In the 1783 Treaty of Paris following the American Revolutionary War, the British Crown ceded all its territories south of the Great Lakes to the United States (US). As the treaty made no mention of Britian's Native American allies, the US had to negotiate separate peace agreements with each of the nations. The important issues to be settled included not only peace, but also the ownership of vast tracts of land which the United States considered to be under its control by the British cession. By 1789, US officials realized that, in the words of Henry Knox, the Secretary of War, "the Indians are especially tenacious of their lands, and generally do not relinquish their right, excepting on the principle of a specific consideration, expressly given for the purchase of the same." After the United States and the Seven Nations signed a treaty in 1797, its legitimacy was challenged by other Native Americans on the grounds that the signatories were unauthorized to cede land.
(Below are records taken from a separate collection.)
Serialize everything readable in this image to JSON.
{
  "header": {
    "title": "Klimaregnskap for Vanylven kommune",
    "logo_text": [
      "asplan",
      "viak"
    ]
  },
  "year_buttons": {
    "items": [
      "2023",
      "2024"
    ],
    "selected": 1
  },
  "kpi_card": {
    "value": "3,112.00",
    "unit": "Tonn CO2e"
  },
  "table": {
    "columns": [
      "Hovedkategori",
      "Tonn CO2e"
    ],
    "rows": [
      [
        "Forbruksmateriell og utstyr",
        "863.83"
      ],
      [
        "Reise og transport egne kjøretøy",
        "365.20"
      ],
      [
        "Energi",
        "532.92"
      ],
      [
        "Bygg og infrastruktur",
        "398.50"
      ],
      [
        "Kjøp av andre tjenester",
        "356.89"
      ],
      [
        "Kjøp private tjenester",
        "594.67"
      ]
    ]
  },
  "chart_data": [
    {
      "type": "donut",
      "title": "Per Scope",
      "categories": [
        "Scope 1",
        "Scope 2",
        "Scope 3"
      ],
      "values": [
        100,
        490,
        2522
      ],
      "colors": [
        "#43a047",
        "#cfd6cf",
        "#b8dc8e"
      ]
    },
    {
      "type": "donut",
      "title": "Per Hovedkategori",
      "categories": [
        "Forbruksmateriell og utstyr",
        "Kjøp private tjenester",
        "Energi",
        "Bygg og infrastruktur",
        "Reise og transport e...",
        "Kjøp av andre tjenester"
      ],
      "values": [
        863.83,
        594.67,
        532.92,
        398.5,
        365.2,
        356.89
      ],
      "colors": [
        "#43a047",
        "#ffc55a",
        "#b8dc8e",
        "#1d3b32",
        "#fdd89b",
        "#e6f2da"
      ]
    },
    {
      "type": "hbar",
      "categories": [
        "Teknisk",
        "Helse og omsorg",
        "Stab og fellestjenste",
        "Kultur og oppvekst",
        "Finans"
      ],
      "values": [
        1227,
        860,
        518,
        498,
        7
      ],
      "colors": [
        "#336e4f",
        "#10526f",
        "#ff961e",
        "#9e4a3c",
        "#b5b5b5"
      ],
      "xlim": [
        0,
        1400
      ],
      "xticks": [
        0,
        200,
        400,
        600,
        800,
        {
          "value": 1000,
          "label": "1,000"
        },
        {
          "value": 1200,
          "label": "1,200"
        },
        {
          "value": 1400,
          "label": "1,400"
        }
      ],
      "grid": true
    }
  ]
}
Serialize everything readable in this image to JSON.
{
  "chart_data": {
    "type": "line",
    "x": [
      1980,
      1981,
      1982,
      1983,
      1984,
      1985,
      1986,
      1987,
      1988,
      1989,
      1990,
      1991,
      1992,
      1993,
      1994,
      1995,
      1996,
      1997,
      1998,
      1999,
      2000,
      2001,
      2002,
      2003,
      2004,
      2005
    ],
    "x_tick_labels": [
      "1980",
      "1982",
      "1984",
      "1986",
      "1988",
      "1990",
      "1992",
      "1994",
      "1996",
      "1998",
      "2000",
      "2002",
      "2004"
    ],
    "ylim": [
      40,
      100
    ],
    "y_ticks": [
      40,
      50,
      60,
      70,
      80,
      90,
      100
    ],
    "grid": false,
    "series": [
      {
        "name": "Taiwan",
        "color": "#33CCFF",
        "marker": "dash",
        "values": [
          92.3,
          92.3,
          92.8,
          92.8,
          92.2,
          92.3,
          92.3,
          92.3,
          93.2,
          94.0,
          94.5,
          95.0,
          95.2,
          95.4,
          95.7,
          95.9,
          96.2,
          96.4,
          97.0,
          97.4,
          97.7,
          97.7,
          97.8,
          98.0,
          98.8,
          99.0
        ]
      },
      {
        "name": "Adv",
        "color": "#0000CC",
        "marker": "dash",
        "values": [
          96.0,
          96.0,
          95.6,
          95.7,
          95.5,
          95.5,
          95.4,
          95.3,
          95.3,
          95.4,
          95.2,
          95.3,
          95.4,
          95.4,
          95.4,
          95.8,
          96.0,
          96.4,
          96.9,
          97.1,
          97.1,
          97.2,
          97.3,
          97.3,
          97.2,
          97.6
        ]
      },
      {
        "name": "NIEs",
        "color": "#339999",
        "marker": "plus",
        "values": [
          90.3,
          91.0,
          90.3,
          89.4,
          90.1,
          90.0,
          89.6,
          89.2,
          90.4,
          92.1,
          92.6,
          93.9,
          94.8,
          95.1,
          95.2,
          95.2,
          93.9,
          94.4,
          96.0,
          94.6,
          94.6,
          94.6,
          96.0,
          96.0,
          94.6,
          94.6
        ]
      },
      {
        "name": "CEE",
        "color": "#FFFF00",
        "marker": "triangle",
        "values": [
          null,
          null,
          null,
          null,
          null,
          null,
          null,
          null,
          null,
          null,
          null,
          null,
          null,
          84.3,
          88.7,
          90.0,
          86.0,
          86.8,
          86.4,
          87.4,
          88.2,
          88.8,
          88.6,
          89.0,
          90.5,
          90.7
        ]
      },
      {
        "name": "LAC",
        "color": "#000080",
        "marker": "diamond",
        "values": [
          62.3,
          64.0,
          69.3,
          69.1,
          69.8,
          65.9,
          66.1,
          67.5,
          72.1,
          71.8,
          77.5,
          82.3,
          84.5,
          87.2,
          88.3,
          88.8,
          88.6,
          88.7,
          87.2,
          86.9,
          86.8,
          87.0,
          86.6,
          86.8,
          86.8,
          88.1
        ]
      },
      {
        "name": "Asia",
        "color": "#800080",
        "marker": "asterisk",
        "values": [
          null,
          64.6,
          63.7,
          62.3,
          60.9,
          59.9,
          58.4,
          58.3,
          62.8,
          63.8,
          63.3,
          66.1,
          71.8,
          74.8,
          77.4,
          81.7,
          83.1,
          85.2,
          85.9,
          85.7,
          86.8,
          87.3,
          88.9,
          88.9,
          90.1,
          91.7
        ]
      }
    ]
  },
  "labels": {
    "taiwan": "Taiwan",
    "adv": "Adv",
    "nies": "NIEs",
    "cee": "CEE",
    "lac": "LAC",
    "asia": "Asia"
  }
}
The challenge has continued to this day. In relation to another treaty signed in 1836, federal courts in the United States have ruled that they will not go behind a treaty "to inquire whether or not an Indian tribe was properly represented by its head men, nor determine whether a treaty has been procured by duress or fraud, and declare it inoperative for that reason." The land claim and treaty issues remain controversial.